BTW, from the thread local memory's viewpoint, the original syncrepl
provider extends the lifetime of its slab for persistent operation by
detaching the memory context from the thread context. I took this path
because of the potential need for the continued use of allocated objects
across multiple invocations of a persistent search while at the same time
benefiting from the sl_malloc() interface. Hence, we can say that the
syncrepl provider does continue to occupy the memory context although its
execution spans over multiple threads.
> restructuring that code to allocate a single re-usable buffer instead of
> reallocing/freeing it over and over avoids the issue. Even without the
> stack-based sl_malloc design constraints, it's always better to allocate
> a buffer once rather than realloc/free it repeatedly.
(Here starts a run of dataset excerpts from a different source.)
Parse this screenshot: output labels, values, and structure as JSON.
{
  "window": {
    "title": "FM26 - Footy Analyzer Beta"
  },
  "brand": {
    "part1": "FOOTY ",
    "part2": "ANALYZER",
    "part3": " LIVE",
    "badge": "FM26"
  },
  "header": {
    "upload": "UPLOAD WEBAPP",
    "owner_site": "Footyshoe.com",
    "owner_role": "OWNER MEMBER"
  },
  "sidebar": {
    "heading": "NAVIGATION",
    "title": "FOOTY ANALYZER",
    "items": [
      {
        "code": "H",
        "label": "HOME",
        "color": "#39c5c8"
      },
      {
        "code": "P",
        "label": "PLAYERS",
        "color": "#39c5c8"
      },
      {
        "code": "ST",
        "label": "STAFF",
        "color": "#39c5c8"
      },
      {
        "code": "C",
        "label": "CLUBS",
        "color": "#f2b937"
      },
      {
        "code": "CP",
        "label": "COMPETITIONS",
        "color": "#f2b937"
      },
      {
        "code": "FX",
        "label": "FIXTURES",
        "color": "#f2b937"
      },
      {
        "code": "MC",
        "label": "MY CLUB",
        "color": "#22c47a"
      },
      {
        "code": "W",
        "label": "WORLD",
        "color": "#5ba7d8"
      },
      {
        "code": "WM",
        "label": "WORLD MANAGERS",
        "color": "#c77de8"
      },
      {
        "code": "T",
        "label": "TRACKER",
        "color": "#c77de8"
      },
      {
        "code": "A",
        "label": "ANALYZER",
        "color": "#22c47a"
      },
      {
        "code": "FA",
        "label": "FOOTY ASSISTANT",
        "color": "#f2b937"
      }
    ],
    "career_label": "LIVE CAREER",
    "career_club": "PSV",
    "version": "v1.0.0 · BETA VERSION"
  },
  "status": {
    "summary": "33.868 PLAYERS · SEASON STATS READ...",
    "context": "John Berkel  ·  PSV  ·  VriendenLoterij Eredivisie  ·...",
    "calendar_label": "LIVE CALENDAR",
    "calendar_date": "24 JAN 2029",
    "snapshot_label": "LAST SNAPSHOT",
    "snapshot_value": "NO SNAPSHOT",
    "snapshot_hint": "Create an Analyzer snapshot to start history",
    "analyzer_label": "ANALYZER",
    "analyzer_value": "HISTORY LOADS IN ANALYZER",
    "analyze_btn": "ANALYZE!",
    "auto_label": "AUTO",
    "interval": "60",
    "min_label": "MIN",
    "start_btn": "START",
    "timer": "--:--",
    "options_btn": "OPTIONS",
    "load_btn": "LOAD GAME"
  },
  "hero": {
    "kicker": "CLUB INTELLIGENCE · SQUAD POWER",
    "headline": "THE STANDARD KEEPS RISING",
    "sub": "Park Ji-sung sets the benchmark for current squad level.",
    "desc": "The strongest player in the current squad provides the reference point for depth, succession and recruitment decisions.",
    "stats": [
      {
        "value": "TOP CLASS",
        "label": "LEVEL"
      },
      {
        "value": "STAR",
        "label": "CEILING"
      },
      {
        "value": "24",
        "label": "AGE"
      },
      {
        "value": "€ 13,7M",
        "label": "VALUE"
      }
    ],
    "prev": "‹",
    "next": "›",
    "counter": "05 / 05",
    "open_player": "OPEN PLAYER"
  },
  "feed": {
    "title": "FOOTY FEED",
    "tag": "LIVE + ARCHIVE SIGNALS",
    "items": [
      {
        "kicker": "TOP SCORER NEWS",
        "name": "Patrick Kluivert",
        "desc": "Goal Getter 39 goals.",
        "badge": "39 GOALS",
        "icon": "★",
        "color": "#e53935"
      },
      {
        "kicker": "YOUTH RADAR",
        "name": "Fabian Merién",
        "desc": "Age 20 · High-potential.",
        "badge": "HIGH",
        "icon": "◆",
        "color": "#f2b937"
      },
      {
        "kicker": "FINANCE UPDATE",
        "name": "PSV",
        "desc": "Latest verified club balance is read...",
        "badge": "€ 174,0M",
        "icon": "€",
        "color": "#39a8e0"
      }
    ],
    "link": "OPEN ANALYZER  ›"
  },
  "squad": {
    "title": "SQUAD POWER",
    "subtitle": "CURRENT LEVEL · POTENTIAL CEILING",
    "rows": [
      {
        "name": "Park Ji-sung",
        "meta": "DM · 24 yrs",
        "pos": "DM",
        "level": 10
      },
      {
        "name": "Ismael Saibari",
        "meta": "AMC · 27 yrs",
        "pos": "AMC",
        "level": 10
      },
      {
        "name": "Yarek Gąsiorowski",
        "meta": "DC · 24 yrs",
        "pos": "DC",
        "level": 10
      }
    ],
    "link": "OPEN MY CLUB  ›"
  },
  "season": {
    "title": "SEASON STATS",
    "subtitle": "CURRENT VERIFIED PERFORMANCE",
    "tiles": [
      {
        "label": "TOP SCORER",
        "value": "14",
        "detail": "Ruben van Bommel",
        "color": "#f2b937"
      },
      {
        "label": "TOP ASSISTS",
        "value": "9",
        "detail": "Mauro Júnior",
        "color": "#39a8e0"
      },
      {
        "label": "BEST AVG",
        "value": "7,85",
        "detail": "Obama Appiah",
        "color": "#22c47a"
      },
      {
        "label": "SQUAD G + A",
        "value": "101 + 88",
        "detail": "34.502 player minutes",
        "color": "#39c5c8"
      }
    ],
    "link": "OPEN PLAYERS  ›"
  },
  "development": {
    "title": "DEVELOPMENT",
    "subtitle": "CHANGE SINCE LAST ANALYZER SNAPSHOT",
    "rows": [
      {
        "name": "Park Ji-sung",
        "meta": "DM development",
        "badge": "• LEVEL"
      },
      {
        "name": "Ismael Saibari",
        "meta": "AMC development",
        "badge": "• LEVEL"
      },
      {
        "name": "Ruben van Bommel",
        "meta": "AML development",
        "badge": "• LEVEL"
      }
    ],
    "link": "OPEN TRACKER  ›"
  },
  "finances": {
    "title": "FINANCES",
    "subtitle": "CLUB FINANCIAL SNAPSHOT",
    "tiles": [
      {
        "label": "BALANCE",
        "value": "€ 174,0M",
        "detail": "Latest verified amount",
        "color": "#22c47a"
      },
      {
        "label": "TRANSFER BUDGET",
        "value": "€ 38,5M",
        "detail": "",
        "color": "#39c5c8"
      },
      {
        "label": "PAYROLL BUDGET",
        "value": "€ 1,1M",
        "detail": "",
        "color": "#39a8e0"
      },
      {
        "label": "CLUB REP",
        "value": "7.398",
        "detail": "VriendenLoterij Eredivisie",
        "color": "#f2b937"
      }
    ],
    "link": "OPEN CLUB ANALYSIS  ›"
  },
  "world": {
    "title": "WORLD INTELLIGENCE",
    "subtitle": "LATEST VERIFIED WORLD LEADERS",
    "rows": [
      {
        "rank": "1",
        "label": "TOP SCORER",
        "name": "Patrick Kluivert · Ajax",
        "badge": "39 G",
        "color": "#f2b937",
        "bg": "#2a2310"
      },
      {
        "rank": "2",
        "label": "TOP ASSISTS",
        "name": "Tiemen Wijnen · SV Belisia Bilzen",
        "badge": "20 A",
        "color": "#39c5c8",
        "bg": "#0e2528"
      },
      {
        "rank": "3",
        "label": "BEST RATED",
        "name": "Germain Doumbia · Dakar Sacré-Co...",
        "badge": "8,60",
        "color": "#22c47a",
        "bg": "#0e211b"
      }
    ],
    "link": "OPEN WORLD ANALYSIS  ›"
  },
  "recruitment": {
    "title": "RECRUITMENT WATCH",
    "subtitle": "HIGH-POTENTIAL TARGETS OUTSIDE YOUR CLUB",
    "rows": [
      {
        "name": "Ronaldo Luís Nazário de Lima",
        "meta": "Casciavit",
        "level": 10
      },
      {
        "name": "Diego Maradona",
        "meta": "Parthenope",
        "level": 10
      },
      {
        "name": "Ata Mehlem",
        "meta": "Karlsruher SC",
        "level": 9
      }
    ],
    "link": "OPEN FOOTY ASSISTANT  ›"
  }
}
Although it might be suboptimal to performance, it should not affect its
> Likewise the syncrepl consumer isn't really a long running thread; it
> always gets a completely reset slab when it gets control. Of course,
> when it receives a lot of updates its individual operations aren't
> getting a fresh slab as normal operations would. In this case just
> wrapping the syncrepl operations in sl_mark/sl_release to reset the slab
> for each operation would avoid most problems there. We removed the
> mark/release functions a long time ago, but I think there are still
> situations (like the consumer) where they're useful.
Instead of continuing to use the stack-based allocator, we should consider
moving to the heap-based one at least for long running tasks.